Pertama, Sri Mulyani dianggap memiliki ketegasan dibandingkan Bambang Brodjonegoro. Implementasi tax amnesty membutuhkan pengawasan yang kuat. Prastowo menganggap Sri Mulyani memiliki integritas dan sifat non-kompromistik. “Di situ Pak Bambang agak kedodoran,” kata dia. (baca: Sri Mulyani Masuk Kabinet Jokowi, Ini Tanggapan Surya Paloh)
Kedua, Sri Mulyani yang pernah menduduki posisi Menteri Keuangan dianggap memahami reformasi pajak. Di sisi ini, Sri Mulyani sudah memiliki roadmap yang menjadi nilai plus baginya. Bila dulu sempat tertunda, kata dia, Sri Mulyani sekarang bisa menyelesaikannya.

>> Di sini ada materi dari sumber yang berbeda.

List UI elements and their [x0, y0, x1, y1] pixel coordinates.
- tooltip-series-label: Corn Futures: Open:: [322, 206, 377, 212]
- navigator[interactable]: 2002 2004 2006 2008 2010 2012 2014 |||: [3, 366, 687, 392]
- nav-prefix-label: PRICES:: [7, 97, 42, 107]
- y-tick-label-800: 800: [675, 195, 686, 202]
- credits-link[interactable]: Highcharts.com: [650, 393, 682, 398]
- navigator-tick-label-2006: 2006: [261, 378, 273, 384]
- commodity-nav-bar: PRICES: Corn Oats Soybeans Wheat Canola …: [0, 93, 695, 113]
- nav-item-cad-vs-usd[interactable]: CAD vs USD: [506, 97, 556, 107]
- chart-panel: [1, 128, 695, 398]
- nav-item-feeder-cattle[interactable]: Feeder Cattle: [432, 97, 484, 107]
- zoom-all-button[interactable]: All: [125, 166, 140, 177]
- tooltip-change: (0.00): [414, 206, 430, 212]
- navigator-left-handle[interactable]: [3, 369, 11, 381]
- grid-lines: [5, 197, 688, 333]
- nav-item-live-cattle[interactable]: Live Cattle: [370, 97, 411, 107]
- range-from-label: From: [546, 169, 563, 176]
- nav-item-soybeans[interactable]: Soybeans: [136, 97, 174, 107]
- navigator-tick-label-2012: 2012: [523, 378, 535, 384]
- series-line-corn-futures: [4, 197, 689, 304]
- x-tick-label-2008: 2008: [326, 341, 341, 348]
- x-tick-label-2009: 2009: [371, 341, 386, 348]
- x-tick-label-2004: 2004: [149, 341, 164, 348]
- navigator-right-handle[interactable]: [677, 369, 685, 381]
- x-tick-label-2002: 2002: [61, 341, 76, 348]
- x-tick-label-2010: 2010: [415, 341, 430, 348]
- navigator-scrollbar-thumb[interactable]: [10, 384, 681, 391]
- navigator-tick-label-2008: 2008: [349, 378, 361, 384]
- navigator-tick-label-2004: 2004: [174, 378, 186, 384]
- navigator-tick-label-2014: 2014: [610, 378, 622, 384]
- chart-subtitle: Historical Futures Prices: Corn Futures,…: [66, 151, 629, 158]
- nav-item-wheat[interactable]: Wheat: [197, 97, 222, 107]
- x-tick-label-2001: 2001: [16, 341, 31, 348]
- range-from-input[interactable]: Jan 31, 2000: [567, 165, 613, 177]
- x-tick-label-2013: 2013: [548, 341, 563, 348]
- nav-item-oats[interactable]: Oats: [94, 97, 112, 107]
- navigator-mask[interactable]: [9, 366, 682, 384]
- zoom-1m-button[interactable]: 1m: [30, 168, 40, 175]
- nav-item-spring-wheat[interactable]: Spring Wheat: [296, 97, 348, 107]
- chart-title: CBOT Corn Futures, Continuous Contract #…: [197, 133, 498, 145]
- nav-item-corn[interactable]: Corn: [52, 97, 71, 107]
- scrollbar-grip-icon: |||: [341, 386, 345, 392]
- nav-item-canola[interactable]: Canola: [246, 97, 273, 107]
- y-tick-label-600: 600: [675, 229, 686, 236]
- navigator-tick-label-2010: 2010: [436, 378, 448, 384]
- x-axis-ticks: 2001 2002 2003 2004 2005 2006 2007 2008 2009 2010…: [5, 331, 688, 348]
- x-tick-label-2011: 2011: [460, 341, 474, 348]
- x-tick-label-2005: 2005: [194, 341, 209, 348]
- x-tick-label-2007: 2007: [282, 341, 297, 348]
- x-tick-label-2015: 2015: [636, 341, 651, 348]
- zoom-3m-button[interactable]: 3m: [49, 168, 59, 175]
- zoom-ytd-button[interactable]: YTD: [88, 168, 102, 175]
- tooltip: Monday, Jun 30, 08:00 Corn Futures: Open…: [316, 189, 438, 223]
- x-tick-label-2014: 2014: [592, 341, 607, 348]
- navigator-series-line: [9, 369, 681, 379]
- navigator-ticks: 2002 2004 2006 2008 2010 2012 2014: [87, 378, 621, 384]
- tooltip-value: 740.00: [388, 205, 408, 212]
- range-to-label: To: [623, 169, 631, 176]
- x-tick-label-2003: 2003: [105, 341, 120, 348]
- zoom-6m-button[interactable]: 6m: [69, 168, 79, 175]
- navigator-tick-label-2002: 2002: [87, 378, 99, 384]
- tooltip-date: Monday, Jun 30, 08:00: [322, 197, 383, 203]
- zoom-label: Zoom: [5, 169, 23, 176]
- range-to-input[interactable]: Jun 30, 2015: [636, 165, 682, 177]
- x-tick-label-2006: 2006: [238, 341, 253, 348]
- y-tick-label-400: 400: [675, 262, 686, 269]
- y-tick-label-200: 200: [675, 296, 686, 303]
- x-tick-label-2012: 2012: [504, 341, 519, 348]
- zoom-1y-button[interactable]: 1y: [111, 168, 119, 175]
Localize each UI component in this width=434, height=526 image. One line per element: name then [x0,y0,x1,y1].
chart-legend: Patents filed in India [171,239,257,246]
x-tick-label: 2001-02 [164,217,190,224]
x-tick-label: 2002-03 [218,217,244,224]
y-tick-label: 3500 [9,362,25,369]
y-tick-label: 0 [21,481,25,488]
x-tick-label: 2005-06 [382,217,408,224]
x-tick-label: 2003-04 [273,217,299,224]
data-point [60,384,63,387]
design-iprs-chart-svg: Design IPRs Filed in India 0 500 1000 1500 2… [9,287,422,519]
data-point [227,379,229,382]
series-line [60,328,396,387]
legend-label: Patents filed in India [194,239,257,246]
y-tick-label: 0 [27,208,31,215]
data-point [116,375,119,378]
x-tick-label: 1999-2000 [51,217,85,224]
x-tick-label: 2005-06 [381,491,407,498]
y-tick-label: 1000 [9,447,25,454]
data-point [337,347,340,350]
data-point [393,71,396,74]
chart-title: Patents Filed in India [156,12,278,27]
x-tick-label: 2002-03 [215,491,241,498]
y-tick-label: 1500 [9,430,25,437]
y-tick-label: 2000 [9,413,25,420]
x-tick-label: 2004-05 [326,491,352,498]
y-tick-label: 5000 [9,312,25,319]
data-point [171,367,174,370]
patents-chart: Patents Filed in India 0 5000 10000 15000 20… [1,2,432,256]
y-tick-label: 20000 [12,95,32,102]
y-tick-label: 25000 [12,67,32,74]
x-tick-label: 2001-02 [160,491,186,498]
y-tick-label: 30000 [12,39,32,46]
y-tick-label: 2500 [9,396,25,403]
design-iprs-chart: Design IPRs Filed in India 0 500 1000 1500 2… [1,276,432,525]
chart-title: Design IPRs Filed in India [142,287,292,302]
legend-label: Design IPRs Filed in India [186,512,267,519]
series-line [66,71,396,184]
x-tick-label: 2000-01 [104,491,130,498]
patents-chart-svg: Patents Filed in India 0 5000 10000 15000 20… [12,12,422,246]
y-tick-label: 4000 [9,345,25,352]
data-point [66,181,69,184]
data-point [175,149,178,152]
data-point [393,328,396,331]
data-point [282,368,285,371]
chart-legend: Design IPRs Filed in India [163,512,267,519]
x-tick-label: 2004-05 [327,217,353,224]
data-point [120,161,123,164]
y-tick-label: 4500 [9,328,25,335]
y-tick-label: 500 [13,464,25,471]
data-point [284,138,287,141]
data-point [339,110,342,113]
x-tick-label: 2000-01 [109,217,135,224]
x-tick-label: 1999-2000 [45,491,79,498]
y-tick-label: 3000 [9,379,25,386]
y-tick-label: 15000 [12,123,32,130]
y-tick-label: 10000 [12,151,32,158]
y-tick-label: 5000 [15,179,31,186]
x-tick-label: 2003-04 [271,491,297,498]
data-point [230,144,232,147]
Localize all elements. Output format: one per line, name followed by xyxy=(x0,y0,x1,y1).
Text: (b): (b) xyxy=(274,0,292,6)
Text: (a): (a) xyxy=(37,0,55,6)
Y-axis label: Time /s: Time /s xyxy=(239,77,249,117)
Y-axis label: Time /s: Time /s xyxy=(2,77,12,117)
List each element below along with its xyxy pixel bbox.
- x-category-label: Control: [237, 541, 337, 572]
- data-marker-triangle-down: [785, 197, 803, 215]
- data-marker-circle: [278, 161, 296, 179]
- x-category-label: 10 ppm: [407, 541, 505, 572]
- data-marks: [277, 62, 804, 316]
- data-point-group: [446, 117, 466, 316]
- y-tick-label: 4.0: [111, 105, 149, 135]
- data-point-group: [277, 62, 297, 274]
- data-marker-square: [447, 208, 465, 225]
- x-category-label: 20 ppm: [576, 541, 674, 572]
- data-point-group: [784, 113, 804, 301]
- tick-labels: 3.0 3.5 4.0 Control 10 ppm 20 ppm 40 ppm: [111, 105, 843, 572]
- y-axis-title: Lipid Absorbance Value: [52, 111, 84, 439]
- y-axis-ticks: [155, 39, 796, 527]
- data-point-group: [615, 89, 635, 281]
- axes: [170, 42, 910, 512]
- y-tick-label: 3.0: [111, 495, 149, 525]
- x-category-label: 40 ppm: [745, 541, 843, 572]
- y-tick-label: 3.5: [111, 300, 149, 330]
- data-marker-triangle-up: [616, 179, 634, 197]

Ketiga, Sri Mulyani memiliki tingkat kepercayaan publik yang tinggi. Sri Mulyani akan lebih menimbulkan sentimen positif. Hal ini sangat bermanfaat terutama dalam repatriasi tax amnesty. Orang yang mau membawa uang kembali ke dalam negeri membutuhkan kepastian dari sisi kestabilan ekonomi. “Saya kira sosok Sri Mulyani bisa secara simbolik menunjukkan arah kebijakan pemerintahan Jokowi ke depannya,” tutur dia.
Baca Juga:
Namun begitu, dia menyatakan tetap ada sisi negatif dari Sri Mulyani. Pertama, Sri Mulyani sudah lama tak menduduki kursi pemerintahan. Sri Mulyani perlu mengikuti perkembangan dalam negeri dan menyesuaikan diri dengan cepat lantaran kini Indonesia dianggap dalam masa krisis. (Baca: Aburizal Bakrie: Sri Mulyani Solusi Masalah Ekonomi)
Berikutnya, Prastowo menganggap sikap Sri Mulyani terlalu kaku dan ini berpotensi menimbukan deadlock. Namun menurut Prastowo, kekakuan ini bsia dinetralkan dengan sikap Presiden Joko Widodo. “Jokowi pandai berkomuniaksi dan saya yakin itu bisa mengatasi kekuarangan Sri Mulyani.”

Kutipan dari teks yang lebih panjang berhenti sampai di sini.